Als ich zuhause ankam, wollten meine Kollegen auch etwas davon haben. Und ich überlegte, ob ich es ihnen sagen sollte, woher das Essen kommen kann. Und ich dachte: „Ich sage ihnen, wie es ist. Und, wenn sie es dann essen wollen, sollen sie es tun.“ So machte ich es. Und einer sagte: „Das ist mir egal, wenn das Fleisch gebraten ist, ist alles gut und ich esse es.“ Und ich meinte: „Das muss jeder selber wissen.“ Wenn ihr hier kocht, dann lasst es für mich an der Seite.
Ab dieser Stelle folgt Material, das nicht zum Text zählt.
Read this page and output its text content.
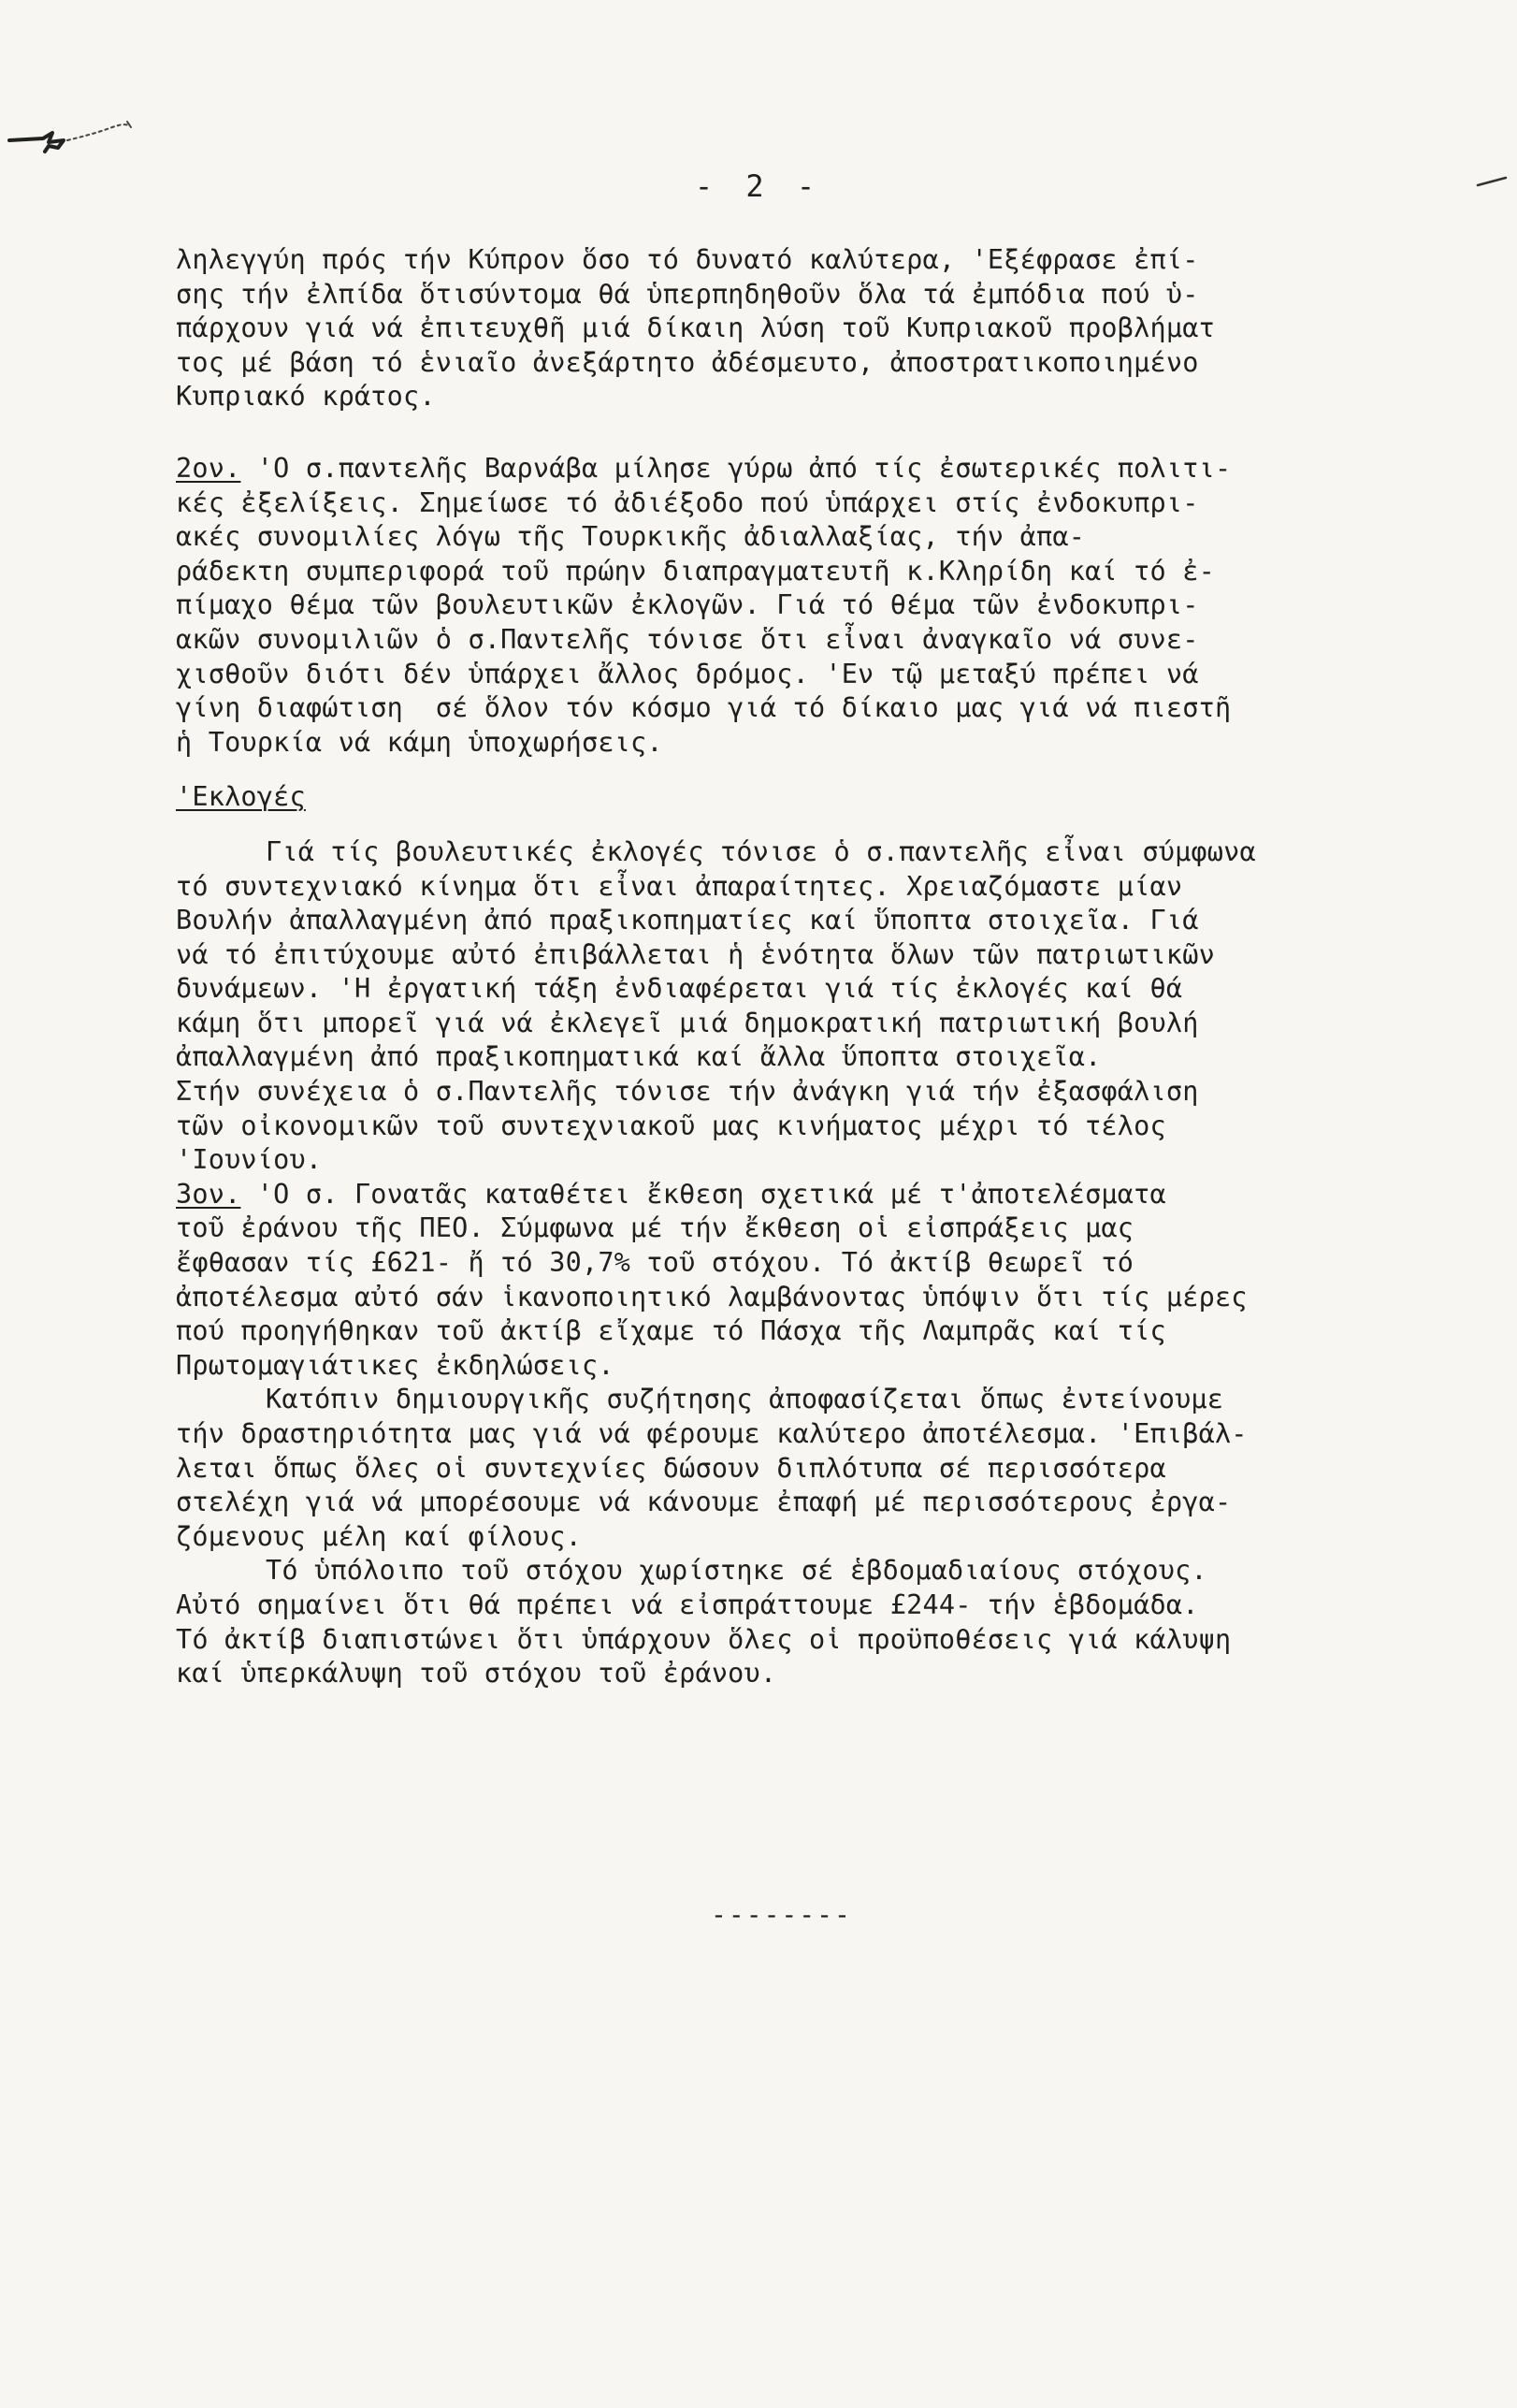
- 2 -
ληλεγγύη πρός τήν Κύπρον ὅσο τό δυνατό καλύτερα, 'Εξέφρασε ἐπί-
σης τήν ἐλπίδα ὅτισύντομα θά ὑπερπηδηθοῦν ὅλα τά ἐμπόδια πού ὑ-
πάρχουν γιά νά ἐπιτευχθῆ μιά δίκαιη λύση τοῦ Κυπριακοῦ προβλήματ
τος μέ βάση τό ἑνιαῖο ἀνεξάρτητο ἀδέσμευτο, ἀποστρατικοποιημένο
Κυπριακό κράτος.
2ον. 'Ο σ.παντελῆς Βαρνάβα μίλησε γύρω ἀπό τίς ἐσωτερικές πολιτι-
κές ἐξελίξεις. Σημείωσε τό ἀδιέξοδο πού ὑπάρχει στίς ἐνδοκυπρι-
ακές συνομιλίες λόγω τῆς Τουρκικῆς ἀδιαλλαξίας, τήν ἀπα-
ράδεκτη συμπεριφορά τοῦ πρώην διαπραγματευτῆ κ.Κληρίδη καί τό ἐ-
πίμαχο θέμα τῶν βουλευτικῶν ἐκλογῶν. Γιά τό θέμα τῶν ἐνδοκυπρι-
ακῶν συνομιλιῶν ὁ σ.Παντελῆς τόνισε ὅτι εἶναι ἀναγκαῖο νά συνε-
χισθοῦν διότι δέν ὑπάρχει ἄλλος δρόμος. 'Εν τῷ μεταξύ πρέπει νά
γίνη διαφώτιση  σέ ὅλον τόν κόσμο γιά τό δίκαιο μας γιά νά πιεστῆ
ἡ Τουρκία νά κάμη ὑποχωρήσεις.
'Εκλογές
Γιά τίς βουλευτικές ἐκλογές τόνισε ὁ σ.παντελῆς εἶναι σύμφωνα
τό συντεχνιακό κίνημα ὅτι εἶναι ἀπαραίτητες. Χρειαζόμαστε μίαν
Βουλήν ἀπαλλαγμένη ἀπό πραξικοπηματίες καί ὕποπτα στοιχεῖα. Γιά
νά τό ἐπιτύχουμε αὐτό ἐπιβάλλεται ἡ ἑνότητα ὅλων τῶν πατριωτικῶν
δυνάμεων. 'Η ἐργατική τάξη ἐνδιαφέρεται γιά τίς ἐκλογές καί θά
κάμη ὅτι μπορεῖ γιά νά ἐκλεγεῖ μιά δημοκρατική πατριωτική βουλή
ἀπαλλαγμένη ἀπό πραξικοπηματικά καί ἄλλα ὕποπτα στοιχεῖα.
Στήν συνέχεια ὁ σ.Παντελῆς τόνισε τήν ἀνάγκη γιά τήν ἐξασφάλιση
τῶν οἰκονομικῶν τοῦ συντεχνιακοῦ μας κινήματος μέχρι τό τέλος
'Ιουνίου.
3ον. 'Ο σ. Γονατᾶς καταθέτει ἔκθεση σχετικά μέ τ'ἀποτελέσματα
τοῦ ἐράνου τῆς ΠΕΟ. Σύμφωνα μέ τήν ἔκθεση οἱ εἰσπράξεις μας
ἔφθασαν τίς £621- ἤ τό 30,7% τοῦ στόχου. Τό ἀκτίβ θεωρεῖ τό
ἀποτέλεσμα αὐτό σάν ἱκανοποιητικό λαμβάνοντας ὑπόψιν ὅτι τίς μέρες
πού προηγήθηκαν τοῦ ἀκτίβ εἴχαμε τό Πάσχα τῆς Λαμπρᾶς καί τίς
Πρωτομαγιάτικες ἐκδηλώσεις.
Κατόπιν δημιουργικῆς συζήτησης ἀποφασίζεται ὅπως ἐντείνουμε
τήν δραστηριότητα μας γιά νά φέρουμε καλύτερο ἀποτέλεσμα. 'Επιβάλ-
λεται ὅπως ὅλες οἱ συντεχνίες δώσουν διπλότυπα σέ περισσότερα
στελέχη γιά νά μπορέσουμε νά κάνουμε ἐπαφή μέ περισσότερους ἐργα-
ζόμενους μέλη καί φίλους.
Τό ὑπόλοιπο τοῦ στόχου χωρίστηκε σέ ἑβδομαδιαίους στόχους.
Αὐτό σημαίνει ὅτι θά πρέπει νά εἰσπράττουμε £244- τήν ἑβδομάδα.
Τό ἀκτίβ διαπιστώνει ὅτι ὑπάρχουν ὅλες οἱ προϋποθέσεις γιά κάλυψη
καί ὑπερκάλυψη τοῦ στόχου τοῦ ἐράνου.
--------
Ich esse lieber indisch und bereite es mir hier zuhause zu.
Eines Mittags sagte ich dem Koch wieder: „Mach mir Essen von den frischen Sachen hier und packe es mir ein. Ich esse es dann draußen.“ Aber dieses Mal entgegnete der Koch: „Nein, wenn du essen willst, musst dich hier hinsetzen. Ich mache dir Essen von dem, was da ist, und du musst hier sitzen und es essen und darfst es nicht nach Hause mitnehmen. Das hat der Chef so gesagt.“ Ich war erstaunt. Er hat doch selber gesagt, das ich zweimal hier essen darf. Und, ob ich hier sitze und es esse oder draußen esse, ist doch normalerweise egal. Dann dämmerte es mir, warum der Chef mich so anschaute, wenn ich mit dem Essen ging. Vielleicht hätte ich ja vorher schon etwas aus der Küche gegessen und dann noch etwas nach Hause mitgenommen. Das gefiel ihm nicht.
Wie immer hatte ich um Viertel vor 11 Feierabend gemacht. Dieses Mal waren aber einige Sachen liegen geblieben, weil Samstag war. Ich sagte einfach dem Koch Tschüss und auch dem Chef. Sie gaben mir aber keine Antwort. Ich nahm an diesem Abend auch kein Geld und ging einfach raus. Im Bus setzte ich mich jetzt grundsätzlich hinten alleine hin. Aus meinen Erfahrungen heraus setzte ich mich lieber für mich, bevor die anderen mit der Nase zuckten.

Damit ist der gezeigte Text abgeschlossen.